|Yes, it's a selfie.|
Yes, my hair is suddenly 40 cm shorter than it was yesterday. This drastic haircut meant a lot to me for many reasons. First of all, the hair is now in a ponytail, waiting to be sent to Pantene Beautiful Lengths so a wig can be made for a woman with cancer. I've been wanting to do it for 2 years now, and this friday was sort of my turning point when I realized now was the right time. It's a beautiful thing to do for someone, it feels good to do it because you're helping someone who will appreciate that wig so much because my hair will grow out, theirs won't for a long time, if ever. Second of all, since December I've been going through a rough phase because I found out I'm moving. I have tutoring every week in three subjects, tons of schoolwork and many important decisions to make. Besides, I'm leaving a lot of amazing people behind. I needed a break from all the stress to do something exciting to temporarily forget about my "struggles". And lastly, the whole purpose of this blog is to push myself to take risks with my style that I want to take and not be afraid. I wasn't doing so well at that and by getting this haircut I stepped out of my comfort zone and it turned out to have been an amazing decision because now people admire my confidence I needed to have to do it.

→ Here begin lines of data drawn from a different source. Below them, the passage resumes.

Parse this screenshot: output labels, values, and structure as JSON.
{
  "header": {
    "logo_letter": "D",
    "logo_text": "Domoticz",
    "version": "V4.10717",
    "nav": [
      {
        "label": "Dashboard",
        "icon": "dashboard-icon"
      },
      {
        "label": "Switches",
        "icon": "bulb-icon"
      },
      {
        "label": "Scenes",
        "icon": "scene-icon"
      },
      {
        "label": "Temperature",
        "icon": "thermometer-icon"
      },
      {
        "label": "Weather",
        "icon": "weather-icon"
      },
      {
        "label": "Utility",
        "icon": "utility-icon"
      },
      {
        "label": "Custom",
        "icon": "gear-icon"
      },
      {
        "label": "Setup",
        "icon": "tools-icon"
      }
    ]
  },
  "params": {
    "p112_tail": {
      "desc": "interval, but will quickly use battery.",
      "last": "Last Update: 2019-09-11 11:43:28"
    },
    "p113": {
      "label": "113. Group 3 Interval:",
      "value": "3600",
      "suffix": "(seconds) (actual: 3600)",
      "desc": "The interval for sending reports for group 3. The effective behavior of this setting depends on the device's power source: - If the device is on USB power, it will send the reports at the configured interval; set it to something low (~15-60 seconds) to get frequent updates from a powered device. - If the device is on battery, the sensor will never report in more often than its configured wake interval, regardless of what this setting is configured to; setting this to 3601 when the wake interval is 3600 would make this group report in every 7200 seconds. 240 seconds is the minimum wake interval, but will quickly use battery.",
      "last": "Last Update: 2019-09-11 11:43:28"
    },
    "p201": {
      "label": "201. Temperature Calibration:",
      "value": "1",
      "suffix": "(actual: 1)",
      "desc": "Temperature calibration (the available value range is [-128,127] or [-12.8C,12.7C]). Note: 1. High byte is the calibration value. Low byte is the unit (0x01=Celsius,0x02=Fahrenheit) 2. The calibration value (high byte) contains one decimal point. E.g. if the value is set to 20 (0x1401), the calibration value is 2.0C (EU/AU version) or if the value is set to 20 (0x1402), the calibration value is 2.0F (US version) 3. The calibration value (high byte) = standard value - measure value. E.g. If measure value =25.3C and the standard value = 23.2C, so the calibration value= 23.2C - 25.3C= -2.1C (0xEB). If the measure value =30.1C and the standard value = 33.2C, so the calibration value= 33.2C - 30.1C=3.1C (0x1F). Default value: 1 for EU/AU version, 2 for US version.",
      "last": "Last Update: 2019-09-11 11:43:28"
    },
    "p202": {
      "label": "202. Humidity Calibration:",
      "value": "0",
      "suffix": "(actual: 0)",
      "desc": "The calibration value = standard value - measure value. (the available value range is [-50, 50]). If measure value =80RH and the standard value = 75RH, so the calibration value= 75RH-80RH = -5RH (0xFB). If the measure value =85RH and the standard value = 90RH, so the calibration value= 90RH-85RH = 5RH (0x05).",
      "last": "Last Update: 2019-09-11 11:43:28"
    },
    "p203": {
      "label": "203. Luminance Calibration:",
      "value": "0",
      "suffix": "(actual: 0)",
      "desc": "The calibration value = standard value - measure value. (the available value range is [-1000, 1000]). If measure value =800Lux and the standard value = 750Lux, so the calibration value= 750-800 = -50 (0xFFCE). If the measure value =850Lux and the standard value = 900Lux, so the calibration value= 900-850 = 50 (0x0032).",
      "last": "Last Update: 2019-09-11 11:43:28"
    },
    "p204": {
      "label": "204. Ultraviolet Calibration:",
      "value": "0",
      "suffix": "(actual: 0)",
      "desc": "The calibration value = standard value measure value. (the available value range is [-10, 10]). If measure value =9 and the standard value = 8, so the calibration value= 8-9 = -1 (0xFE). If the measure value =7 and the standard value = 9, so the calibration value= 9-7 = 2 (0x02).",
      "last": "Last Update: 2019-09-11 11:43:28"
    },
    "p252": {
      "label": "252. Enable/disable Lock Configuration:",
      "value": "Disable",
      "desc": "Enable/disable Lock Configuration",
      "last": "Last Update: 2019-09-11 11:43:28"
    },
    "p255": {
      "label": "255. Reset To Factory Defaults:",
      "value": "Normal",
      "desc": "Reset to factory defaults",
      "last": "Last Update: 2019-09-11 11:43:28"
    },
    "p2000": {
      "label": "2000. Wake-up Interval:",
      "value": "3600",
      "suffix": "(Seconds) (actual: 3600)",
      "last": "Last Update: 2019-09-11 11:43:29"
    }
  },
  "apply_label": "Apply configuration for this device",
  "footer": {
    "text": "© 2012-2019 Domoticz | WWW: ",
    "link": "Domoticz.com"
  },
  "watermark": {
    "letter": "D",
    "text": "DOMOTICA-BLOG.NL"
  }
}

I talked to a bunch of people about possibly doing it and the vast majority of them disapproved of my decision and some almost begged me not to do it. I was hesitant because I was afraid of what people might think about it, but then I read an article in the February issue of Teen Vogue. I got the haircut on the following day. It talked about taking risks, standing out and having the confidence to do what i want to do to express myself. I realized that it doesn't matter what others think. If somebody really cares about me, they will see beyond my hair but they will look into who I am on the inside and those will be the people I want to be around, those who really support me. And as long as I’m happy with it, which I really am, people around me will be happy too.